Monday, August 29, 2011

9/2/2011 – Homily for Friday of 22nd week of ordinary time – Colossians 1:15-20


        Today’s first reading comes from Paul’s letter to the Colossians, a document that was probably written while Paul was enduring his first period of imprisonment in Rome.  Paul tells us that Christ came to bring reconciliation to all things, to make peace by the blood of his cross.  Yet, we look out at a world that exists almost 2,000 years after Paul wrote this letter to the Colossians with there being so much war, violence, and discord in our own modern American society and in so many other countries throughout the world.  If we are the hands and the eyes and the feet of Christ here on earth, how can we bring about peace in the midst of all this brokenness?  How can we reconcile all things through the blood of Christ that was shed for our salvation?
         Throughout the year of the Eucharist in our diocese, we have been talking about what the real presence of Christ in the Eucharist means to us as Catholic, about what we need to do to truly live out the spirit of the Eucharist.  I look out at our own community in Yazoo City to see so many lives destroyed by addictions to alcohol, drugs, and violence.  I see many of us working toward our own individual goals and not striving toward peace and harmony in our own neighborhoods.
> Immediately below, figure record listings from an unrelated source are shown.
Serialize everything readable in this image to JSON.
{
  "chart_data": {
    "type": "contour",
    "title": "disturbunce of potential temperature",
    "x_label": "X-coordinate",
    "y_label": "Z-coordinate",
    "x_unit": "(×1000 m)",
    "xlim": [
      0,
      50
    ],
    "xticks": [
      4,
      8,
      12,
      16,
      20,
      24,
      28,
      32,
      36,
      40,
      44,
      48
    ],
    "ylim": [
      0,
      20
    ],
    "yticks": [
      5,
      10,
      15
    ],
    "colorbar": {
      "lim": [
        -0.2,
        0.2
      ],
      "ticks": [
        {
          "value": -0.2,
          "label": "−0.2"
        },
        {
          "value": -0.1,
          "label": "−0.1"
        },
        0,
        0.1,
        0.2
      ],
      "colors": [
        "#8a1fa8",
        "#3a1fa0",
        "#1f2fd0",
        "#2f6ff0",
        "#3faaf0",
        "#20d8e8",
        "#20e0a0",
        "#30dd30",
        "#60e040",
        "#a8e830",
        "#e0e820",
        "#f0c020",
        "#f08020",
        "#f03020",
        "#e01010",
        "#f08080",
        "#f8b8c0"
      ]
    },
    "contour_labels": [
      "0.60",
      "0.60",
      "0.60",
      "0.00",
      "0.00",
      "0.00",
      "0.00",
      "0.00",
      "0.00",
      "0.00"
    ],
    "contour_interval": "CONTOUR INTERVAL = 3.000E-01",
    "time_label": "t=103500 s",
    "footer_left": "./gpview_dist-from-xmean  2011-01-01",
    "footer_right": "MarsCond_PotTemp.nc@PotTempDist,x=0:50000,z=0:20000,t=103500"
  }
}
And we see what our society’s addiction to drugs is doing to our neighbors in Mexico, how the drug cartels are overtaking that country and terrorizing its citizens.
         Lord, as St. Francis of Assisi asks of you, make us instruments of your peace.  Let us sow the seeds of your Gospel here on earth as we work as your servants to proclaim your kingdom in the here and now.  May our lives truly reflect the true presence of your Son that we receive in the Eucharist.